You bothered to respond to my post and brought nothing to the table except something your parents probably ‘told’ you was the correct way to run a country. I would appreciate it in the future if you would actually think through my points before responding instead of a knee jerk espousing of your political agenda. It makes you look weak.
you might like reading this, Arthur: http://bradhicks.livejournal.com/422902.html
Let’s use the report card
Economy – good stimulus package, a bit on the small size, flunk on picking Paulson’s boy. Flunk on trickle down from the banks. Overall a “D”
War – Staying in Iraq 6 more years and expanding Afghanistan – “F”
Human rights – anti-torture, but won’t do anything about it. Pro- massive warrantless wiretaps – “F”
Science policy – Lifts Stem Cell ban and expands other research – “A”
Crisis handling – Somali pirate incident – “A”
Tax policy – puny “making work pay credit” but letting Bush cuts expire – “C”
Health Care – incomplete “I”
Diplomacy – Cuba and Iran initiatives “B”
Adding these up “C-“. But I won’t vote for him again because of the Human Rights issues. It’s a deal breaker.
I think he’s doing as good as possible at present, under the circumstances.
Any move against the CIA could well be a death sentence for him, and he has much he can accomplish without that.

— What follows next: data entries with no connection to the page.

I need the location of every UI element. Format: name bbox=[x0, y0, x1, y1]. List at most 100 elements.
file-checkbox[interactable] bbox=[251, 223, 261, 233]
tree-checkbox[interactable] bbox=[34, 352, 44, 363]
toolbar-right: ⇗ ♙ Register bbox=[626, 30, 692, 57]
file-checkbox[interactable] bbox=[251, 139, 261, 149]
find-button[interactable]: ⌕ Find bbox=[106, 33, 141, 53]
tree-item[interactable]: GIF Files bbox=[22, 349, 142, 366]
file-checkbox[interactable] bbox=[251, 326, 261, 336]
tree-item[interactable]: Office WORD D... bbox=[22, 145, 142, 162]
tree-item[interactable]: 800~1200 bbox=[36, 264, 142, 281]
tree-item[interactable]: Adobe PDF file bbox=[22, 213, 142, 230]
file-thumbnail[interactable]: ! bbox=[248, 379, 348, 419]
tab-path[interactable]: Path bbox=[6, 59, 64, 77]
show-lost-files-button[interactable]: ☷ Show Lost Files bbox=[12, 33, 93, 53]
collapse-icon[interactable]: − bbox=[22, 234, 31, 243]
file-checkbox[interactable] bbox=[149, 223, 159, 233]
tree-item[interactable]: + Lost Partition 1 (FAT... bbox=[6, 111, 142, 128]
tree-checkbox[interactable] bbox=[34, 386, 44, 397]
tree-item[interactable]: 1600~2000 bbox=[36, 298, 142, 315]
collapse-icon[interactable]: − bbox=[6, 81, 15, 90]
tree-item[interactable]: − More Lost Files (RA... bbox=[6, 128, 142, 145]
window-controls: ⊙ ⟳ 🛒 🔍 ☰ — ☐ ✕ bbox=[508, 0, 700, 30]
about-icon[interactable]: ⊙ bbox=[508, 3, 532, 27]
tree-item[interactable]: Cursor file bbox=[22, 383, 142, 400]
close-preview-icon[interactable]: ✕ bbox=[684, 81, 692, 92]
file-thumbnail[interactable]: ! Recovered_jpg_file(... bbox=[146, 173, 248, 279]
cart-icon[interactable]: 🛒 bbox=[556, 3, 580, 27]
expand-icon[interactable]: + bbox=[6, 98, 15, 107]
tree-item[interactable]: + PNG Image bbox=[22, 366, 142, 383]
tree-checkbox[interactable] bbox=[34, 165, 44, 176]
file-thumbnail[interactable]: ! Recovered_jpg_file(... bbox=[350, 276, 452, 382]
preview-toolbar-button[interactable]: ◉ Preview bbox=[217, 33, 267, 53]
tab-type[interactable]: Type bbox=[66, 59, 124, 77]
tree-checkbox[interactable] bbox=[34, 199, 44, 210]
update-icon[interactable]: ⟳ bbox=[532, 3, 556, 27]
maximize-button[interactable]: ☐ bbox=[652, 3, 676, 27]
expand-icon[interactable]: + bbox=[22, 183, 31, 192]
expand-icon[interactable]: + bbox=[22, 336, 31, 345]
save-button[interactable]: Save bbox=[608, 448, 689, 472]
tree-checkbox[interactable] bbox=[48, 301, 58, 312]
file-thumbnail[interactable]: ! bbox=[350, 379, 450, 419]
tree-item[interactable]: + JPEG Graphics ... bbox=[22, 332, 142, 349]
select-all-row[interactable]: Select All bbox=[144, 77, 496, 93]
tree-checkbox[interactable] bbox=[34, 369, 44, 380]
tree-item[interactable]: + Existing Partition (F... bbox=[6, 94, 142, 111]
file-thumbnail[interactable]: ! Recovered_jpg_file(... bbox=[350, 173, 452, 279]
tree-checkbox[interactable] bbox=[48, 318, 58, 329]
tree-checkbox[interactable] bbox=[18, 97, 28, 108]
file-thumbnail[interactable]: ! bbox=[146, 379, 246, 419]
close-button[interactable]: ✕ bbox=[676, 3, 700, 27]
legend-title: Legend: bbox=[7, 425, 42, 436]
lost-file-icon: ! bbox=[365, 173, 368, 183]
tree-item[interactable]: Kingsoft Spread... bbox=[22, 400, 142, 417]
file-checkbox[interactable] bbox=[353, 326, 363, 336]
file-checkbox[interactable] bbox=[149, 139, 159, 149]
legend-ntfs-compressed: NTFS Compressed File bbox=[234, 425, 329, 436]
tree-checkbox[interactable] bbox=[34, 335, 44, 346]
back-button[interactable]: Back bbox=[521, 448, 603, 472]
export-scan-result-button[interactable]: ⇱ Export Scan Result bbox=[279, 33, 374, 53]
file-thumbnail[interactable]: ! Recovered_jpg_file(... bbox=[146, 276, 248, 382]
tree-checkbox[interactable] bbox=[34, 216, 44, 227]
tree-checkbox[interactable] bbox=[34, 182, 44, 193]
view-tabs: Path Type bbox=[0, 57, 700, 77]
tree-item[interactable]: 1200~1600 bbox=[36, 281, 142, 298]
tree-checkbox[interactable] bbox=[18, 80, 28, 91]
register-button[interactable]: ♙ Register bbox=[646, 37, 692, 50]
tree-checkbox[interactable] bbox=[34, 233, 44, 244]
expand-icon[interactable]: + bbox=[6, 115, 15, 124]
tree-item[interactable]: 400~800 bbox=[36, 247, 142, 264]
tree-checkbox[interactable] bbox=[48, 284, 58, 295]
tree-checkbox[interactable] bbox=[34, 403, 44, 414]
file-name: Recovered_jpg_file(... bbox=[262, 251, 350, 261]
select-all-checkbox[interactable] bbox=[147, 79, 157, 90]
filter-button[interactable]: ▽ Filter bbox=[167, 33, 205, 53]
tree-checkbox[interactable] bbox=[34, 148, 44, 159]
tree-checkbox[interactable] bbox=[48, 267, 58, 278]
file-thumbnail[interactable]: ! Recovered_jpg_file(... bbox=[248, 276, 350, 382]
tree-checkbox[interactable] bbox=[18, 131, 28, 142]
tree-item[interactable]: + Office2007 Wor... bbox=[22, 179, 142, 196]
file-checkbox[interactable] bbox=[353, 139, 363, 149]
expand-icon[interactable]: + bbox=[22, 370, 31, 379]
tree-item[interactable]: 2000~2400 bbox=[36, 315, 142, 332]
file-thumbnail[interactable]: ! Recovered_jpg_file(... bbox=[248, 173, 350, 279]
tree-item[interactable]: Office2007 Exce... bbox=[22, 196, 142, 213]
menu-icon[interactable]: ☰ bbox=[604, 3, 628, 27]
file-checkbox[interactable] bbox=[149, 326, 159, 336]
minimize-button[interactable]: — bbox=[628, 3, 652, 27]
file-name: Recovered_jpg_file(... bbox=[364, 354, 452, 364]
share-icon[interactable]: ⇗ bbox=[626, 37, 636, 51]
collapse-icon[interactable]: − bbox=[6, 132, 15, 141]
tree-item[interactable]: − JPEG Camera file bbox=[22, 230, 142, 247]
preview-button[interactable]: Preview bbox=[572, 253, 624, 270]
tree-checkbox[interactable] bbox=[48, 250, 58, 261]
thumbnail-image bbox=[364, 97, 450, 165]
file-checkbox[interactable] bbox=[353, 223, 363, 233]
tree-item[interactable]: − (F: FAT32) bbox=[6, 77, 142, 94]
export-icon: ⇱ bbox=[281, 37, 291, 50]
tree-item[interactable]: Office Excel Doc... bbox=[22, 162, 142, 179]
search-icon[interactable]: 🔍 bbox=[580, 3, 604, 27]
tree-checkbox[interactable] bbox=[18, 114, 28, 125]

Ditto the torture stuff. Airing the documents – good, ballsy. Not prosecuting anyone? Cowardly and wrongheaded. There has to be some accountability somewhere along the way, at the highest levels, before we can have any faith that our government truly is by, of, and for the people.

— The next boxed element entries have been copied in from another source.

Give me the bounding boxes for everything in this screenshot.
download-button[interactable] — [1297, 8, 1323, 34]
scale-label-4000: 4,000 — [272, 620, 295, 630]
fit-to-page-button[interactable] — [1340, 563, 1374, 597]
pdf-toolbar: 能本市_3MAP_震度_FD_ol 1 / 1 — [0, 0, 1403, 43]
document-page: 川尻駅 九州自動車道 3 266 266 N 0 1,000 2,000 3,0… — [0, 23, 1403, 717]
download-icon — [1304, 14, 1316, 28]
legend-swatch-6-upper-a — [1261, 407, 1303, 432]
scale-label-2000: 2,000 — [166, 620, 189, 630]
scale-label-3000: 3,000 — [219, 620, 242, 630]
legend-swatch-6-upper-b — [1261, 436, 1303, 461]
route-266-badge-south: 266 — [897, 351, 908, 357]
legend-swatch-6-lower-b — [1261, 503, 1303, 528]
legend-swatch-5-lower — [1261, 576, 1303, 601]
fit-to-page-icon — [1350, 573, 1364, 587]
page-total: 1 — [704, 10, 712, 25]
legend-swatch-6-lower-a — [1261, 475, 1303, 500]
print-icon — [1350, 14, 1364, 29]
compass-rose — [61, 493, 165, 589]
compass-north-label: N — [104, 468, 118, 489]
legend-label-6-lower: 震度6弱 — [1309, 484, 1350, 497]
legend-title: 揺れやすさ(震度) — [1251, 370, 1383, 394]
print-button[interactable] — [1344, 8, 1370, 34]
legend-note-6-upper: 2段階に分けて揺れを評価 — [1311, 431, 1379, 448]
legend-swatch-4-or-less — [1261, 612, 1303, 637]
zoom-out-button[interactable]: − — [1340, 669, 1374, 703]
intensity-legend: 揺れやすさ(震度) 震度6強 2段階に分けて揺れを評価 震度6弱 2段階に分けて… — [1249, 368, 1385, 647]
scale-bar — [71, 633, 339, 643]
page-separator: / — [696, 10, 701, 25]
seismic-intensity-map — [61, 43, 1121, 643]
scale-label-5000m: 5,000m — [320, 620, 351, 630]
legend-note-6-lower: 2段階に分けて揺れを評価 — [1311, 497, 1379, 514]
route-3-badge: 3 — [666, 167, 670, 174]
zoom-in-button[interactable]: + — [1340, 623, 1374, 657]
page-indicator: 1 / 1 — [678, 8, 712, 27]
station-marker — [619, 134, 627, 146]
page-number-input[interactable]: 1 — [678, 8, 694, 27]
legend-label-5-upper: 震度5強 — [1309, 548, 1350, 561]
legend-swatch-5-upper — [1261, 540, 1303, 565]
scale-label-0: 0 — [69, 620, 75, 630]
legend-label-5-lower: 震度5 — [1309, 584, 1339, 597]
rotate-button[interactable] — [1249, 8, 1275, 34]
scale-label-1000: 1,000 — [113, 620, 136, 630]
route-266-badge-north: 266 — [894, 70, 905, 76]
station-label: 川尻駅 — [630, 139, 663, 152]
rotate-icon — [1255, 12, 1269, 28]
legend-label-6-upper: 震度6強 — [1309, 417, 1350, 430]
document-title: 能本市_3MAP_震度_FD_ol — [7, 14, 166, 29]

Financial situation? Oddly enough, one of my more conservative associates in the financial world is saying Obama should nationalize the banks, and not just the bad assets. I didn’t expect to hear that from a conservative, and I happen to agree.
Meeting with Chavez and hopefully Castro? Good. They’re not quite the monsters they’ve been painted as, but I would proceed slowly, of course, and not trust ANY foreign leader. Frankly, I’d trust a hostile one almost more than a friendly one, because the former can’t risk betraying a trust, whereas the latter is more likely to take that for granted.
He’s so much better than what I’ve seen in the past decades, I get a frisson of pride! But I will not abandon my right to lobby for even better.
He has a tendency to try to be ‘loved’ by the opposition. I honestly believe he doesn’t understand the psychology of the dominionist crowd.
So I will continue to exercise my right to pressure. Prosecutions of torturers and those who have data mined my communications MUST occur.
Supporting OBAMA does not mean abandoning my brain or my conscience.
Very happy so far, but then I always felt he is a pragmatic left/center type so I didn’t expect an immediate festival of ponies and unicorns and rainbows.
I’m yet to get upset, we are less then 100 days in and I’m giving him time. I think things are gonna end up better then the daily ebb/flow/jubulation/outrage would lead one to believe.
If he gets health care with a strong public option, that alone will put him in my personal pantheon of the greats.